Chloe’s work is responsive to the aesthetics, sites, discourses and protocols of algorithmic systems as they appear in contemporary techno-culture. Often process-led and research-driven, her projects unfold across a range of media, from live participatory performances and interactive installations to video works and digital images. She also regularly publishes written reflections as a way of communicating the methods, outcomes and conceptual frameworks underpinning her practice-based research.
Her work has been exhibited nationally and internationally, including Music of The Sails at the Sydney Opera House (2023–24), Practices of Prediction at the Academy of Fine Arts Munich (2025), Drawspace Gallery (2024), AD Space (2025, 2023), Prop Gallery Ashfield (2022), UNSW Galleries A&D Annual (2021), and the Hornsby Remagine Art Prize (2019).

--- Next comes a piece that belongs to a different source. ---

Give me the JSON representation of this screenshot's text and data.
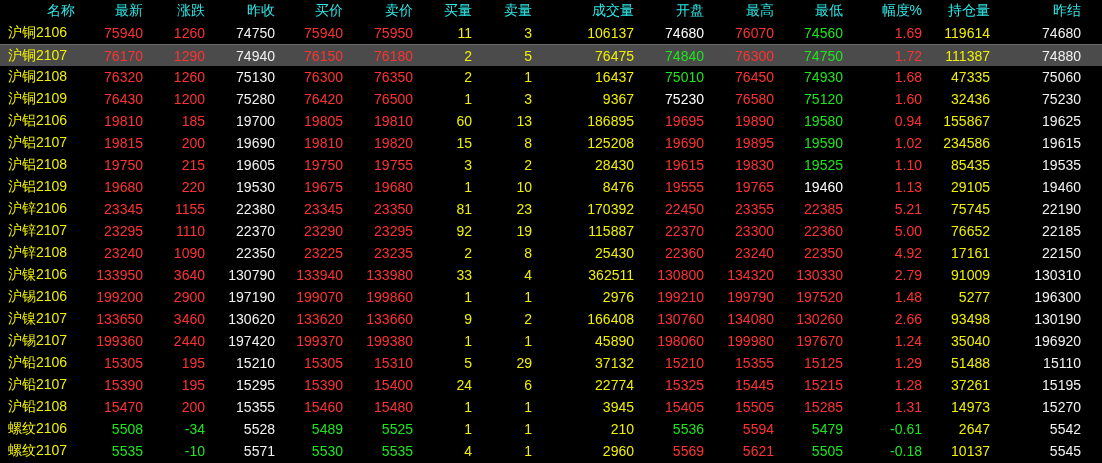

Recent and upcoming projects include her long paper What Does it Mean to /IMAGINE with GenAI? at ISEA Seoul (2025), her selection for Umbra Chromatica at The Wrong Biennale’s Digital Pavilion (2025–28), and her recent workshops and talks, such as Disrupting AI Images at the Academy of Fine Arts Munich (2024) and her contribution to the Creative Technologies Research Lab seminar on synthetic images at UNSW (2025).
Chloe graduated with First Class Honours and the University Medal from UNSW in 2021. She is currently a casual tutor at UNSW and works across various research labs and projects as a research assistant.